Entrecerró los ojos y limpió el vaho del parabrisas con una manga.

¿Qué era eso? ¿Un animal? ¿Un pedazo del Fuzhou Dragón?

No, cayó en la cuenta al instante: era un hombre. Se asía a la roca con desesperación.

Sachs cogió su Motorola, puso la frecuencia de la policía local y radió:

—Aquí el cinco ocho ocho cinco del Escena del Crimen del NYPD para el equipo de rescate de Suffolk en la playa de Easton. ¿Me oís?

—Roger, cinco ocho ocho cinco. Habla.

—Estoy a medio camino al este del pueblo. Tengo una víctima en el agua. Necesito ayuda.

—Vale —oyó—. Vamos para allá. Corto.

Sachs salió del coche y se dirigió a la orilla. Vio cómo una gran ola alzaba al hombre y lo tiraba al agua. Él trataba de nadar pero estaba herido, tenía sangre en la camisa, y lo único que podía hacer era tratar de mantener la cabeza fuera del agua. Se hundió y volvió a aflorar en la superficie.

—Ay, Dios —murmuró Sachs, volviendo a mirar a la carretera. El camión amarillo del equipo de rescate empezaba a avanzar por la arena.

El inmigrante lanzó un grito ahogado y volvió a hundirse bajo las aguas. No había tiempo para esperar a los profesionales.

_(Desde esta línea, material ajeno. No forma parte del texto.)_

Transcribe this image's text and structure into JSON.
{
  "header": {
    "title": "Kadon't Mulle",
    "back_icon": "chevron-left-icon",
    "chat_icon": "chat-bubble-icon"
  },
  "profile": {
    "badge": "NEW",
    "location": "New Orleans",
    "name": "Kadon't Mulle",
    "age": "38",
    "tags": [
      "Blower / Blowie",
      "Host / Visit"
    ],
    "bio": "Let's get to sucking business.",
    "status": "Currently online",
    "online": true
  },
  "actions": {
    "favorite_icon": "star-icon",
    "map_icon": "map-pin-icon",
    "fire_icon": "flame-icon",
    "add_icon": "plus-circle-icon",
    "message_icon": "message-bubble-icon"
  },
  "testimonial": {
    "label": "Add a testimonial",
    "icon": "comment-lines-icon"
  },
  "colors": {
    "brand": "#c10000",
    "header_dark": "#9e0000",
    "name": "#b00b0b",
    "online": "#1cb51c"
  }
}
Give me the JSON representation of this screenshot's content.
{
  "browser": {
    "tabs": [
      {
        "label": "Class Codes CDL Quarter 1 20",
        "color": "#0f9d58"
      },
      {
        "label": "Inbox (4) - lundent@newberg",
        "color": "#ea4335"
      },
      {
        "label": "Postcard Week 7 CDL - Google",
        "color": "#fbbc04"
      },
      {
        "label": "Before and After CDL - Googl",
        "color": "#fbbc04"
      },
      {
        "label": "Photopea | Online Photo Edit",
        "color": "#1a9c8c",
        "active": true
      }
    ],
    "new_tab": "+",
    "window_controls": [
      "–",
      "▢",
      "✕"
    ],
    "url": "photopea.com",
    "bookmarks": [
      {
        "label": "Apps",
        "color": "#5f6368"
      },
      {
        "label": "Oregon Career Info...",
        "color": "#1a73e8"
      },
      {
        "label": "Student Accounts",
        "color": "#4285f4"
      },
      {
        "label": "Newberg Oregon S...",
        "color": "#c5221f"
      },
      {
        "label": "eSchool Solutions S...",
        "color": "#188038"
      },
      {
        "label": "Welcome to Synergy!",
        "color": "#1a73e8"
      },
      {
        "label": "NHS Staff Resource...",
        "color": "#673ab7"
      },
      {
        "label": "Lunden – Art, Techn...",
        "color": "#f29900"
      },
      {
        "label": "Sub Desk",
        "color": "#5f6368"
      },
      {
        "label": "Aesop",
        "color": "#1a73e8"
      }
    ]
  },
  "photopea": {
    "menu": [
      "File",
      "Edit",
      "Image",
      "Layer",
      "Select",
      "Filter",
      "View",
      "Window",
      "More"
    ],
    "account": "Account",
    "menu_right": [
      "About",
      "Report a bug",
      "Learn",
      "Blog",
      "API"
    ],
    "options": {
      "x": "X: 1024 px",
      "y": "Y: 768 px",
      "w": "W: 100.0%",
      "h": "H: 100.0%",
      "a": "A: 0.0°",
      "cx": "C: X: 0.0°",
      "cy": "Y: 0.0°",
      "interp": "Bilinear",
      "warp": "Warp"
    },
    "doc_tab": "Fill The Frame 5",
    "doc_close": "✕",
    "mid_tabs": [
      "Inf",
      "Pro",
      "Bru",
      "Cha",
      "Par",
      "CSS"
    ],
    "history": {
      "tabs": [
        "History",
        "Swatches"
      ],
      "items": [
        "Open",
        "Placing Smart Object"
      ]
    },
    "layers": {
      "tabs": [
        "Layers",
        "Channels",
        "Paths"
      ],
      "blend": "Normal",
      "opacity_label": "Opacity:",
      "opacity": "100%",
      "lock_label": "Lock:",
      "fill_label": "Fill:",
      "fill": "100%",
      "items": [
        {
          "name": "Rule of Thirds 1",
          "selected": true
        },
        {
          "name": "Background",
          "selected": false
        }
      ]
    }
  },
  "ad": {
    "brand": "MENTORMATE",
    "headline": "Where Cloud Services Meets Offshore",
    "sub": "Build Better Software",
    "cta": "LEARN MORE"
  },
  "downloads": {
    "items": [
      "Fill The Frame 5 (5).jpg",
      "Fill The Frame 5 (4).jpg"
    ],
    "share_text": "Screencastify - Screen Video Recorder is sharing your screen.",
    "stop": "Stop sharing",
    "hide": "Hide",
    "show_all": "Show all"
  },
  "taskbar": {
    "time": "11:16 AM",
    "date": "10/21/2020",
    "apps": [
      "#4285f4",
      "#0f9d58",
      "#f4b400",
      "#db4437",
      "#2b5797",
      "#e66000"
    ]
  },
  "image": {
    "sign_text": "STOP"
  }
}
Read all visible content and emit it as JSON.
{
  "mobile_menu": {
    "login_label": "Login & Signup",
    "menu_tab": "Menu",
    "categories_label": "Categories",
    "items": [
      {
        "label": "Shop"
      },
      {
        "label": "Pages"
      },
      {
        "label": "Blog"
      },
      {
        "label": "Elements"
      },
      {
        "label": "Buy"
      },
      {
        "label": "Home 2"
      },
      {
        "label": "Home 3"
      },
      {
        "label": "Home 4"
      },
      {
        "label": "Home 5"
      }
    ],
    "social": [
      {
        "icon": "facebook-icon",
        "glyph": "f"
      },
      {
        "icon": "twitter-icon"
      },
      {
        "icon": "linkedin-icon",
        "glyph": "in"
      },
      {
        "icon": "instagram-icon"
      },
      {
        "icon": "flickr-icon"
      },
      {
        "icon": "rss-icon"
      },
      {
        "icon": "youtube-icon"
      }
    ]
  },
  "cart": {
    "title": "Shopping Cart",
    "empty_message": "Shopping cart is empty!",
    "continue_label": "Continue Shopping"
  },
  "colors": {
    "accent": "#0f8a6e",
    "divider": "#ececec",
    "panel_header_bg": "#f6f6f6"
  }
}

En la academia de policía había aprendido los principios básicos de las reglas de salvamento: «Llega, tira, rema, lánzate». Lo que significaba que lo mejor para salvar a una persona a punto de ahogarse era procurar hacerlo desde la orilla o desde un barco para no tener que nadar en su ayuda. Bien, las tres primeras no eran opciones posibles.

Se lo pensó: lánzate.

Haciendo caso omiso del terrible dolor de sus rodillas, corrió hacia el mar mientras se desprendía de su pistola y del cinturón con la munición. Ya en la orilla se quitó los zapatos con premura, los alejó de una patada, enfocó con la vista al nadador en dificultades y se lanzó a las frías y turbulentas aguas del mar.